Rob Young’s 2016 report on the spread of conifers in the Mackenzie estimates another $40 million to $50 million over the next decade is required to get ahead of the weed problem. In the wake of COVID-19, the government is looking for ways to get people who have lost their jobs into alternative employment, while also stimulating the economy, and has allocated $100 million to this purpose. Mobilising an army of people to attack the Mackenzie’s pest problems could therefore achieve multiple aims.

 Protect some areas from grazing. “The land DOC has got is mainly the hills,” says Peart. “It’s the plant species on the basin floor that are the most threatened. You need a core in that basin fully protected, not grazed, and pest-managed to protect the biodiversity.” The EDS report advocates the establishment of a drylands park in the basin—and Susan Walker agrees.

“If those native values are going to survive,” she says, “there are going to have to be large continuous areas set aside that are not intensively developed. They might not all have to be absolutely retired but they will have to have very low inputs and low stocking rates. The opportunity to do that, though, is disappearing quite fast.”

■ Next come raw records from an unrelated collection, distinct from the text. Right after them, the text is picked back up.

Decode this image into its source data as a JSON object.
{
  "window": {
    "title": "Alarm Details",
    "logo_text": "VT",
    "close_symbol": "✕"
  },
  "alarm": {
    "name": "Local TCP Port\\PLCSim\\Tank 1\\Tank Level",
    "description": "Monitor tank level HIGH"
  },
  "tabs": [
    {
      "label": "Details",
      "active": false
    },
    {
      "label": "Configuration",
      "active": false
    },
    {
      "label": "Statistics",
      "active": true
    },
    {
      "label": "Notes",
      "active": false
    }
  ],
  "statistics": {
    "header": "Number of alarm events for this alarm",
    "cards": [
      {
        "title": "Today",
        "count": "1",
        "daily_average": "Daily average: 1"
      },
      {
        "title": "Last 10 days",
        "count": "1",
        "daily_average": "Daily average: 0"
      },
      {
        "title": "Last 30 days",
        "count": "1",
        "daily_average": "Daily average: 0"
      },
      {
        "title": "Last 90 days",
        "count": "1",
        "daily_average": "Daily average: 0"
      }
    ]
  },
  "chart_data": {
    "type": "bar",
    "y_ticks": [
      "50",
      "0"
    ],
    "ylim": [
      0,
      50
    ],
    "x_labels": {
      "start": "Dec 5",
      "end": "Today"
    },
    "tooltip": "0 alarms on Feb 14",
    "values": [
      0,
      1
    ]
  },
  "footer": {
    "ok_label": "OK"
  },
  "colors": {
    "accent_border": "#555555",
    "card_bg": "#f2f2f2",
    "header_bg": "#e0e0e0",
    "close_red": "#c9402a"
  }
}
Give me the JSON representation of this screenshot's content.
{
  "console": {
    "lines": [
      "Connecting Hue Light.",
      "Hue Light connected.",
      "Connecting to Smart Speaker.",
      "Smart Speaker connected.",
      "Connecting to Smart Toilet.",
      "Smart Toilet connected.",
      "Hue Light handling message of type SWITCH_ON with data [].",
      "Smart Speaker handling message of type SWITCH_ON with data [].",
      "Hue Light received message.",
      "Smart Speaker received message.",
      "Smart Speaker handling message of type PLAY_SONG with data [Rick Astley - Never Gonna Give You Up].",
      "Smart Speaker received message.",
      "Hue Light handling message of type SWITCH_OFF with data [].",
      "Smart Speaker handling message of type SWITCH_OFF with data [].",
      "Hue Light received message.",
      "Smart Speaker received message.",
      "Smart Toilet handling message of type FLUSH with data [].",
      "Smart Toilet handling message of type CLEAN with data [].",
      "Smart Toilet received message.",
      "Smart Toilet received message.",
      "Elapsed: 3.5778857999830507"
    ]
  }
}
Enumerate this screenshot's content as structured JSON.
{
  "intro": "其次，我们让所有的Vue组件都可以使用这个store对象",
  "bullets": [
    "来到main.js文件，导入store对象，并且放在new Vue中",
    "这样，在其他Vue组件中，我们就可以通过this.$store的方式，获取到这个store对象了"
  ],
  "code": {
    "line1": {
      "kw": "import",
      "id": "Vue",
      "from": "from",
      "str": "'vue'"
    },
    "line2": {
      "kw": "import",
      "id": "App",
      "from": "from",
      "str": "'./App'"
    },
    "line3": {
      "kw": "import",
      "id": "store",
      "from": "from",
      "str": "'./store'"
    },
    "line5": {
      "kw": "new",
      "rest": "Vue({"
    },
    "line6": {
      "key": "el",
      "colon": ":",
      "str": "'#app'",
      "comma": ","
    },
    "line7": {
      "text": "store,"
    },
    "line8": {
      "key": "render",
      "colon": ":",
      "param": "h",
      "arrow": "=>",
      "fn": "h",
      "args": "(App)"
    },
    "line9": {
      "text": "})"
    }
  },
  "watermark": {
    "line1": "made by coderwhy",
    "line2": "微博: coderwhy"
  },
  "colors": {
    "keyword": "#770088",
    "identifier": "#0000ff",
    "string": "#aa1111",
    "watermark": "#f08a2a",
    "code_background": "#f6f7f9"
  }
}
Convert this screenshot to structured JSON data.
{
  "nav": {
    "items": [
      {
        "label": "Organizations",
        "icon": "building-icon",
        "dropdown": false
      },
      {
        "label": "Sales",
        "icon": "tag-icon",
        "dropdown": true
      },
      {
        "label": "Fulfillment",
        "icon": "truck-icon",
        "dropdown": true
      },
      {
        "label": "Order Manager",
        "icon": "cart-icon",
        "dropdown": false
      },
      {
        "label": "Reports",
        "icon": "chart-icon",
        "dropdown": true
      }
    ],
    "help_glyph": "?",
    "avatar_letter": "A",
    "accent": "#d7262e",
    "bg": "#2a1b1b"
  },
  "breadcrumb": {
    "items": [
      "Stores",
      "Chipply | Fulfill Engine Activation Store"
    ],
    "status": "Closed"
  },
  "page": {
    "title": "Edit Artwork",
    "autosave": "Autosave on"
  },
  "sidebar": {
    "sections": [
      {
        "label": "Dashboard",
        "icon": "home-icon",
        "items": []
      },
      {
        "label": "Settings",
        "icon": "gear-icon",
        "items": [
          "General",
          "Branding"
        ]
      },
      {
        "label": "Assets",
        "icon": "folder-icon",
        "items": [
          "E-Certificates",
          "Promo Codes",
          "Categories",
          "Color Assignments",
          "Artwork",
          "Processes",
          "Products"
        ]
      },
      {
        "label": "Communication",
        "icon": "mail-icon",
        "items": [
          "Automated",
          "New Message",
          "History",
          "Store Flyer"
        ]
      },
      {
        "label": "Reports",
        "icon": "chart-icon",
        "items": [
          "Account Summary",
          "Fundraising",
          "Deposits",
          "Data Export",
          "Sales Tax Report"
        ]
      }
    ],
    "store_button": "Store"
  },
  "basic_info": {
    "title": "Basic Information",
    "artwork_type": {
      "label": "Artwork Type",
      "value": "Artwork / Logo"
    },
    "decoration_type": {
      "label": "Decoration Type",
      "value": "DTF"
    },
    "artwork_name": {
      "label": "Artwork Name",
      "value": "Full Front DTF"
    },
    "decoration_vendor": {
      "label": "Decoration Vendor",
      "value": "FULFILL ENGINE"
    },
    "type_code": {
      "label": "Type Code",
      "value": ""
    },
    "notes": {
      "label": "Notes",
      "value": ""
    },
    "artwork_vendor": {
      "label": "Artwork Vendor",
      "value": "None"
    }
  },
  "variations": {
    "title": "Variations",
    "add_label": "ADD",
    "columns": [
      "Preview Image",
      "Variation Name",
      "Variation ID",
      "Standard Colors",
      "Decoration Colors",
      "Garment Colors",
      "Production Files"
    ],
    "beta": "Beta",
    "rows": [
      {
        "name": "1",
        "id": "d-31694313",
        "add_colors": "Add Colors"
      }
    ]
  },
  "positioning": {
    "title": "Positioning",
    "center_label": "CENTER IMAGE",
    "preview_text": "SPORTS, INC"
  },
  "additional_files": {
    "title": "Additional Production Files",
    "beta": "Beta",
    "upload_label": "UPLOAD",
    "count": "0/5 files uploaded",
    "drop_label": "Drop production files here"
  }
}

 Consolidate the regulatory bodies.
The EDS report outlines in detail the multiple institutional failings that have allowed intensive irrigation to proliferate in the valley. Management of the area is split between Environment Canterbury and the Waitaki and Mackenzie District Councils. Neither Environment Canterbury nor Waitaki has a physical presence in the basin, so much of the responsibility for managing one of the jewels of the nation’s natural estate is left in the hands of the relatively tiny Mackenzie District Council. The EDS report advocates setting up a joint-agency unit in Twizel.

[Chapter Break]

Those who live and work in the Mackenzie Basin choose to live close to the elements. Life here revolves heavily around weather and pests. Dad was forever heading up a hill to knock over another rogue pine tree, and rabbits had to be constantly killed, through 1080 poison drops and shooting. Even back then, there was the sense of keeping the forces of destruction at bay. Now, if the basin is going to retain its character—what makes it different from the rest of New Zealand—it needs concerted effort.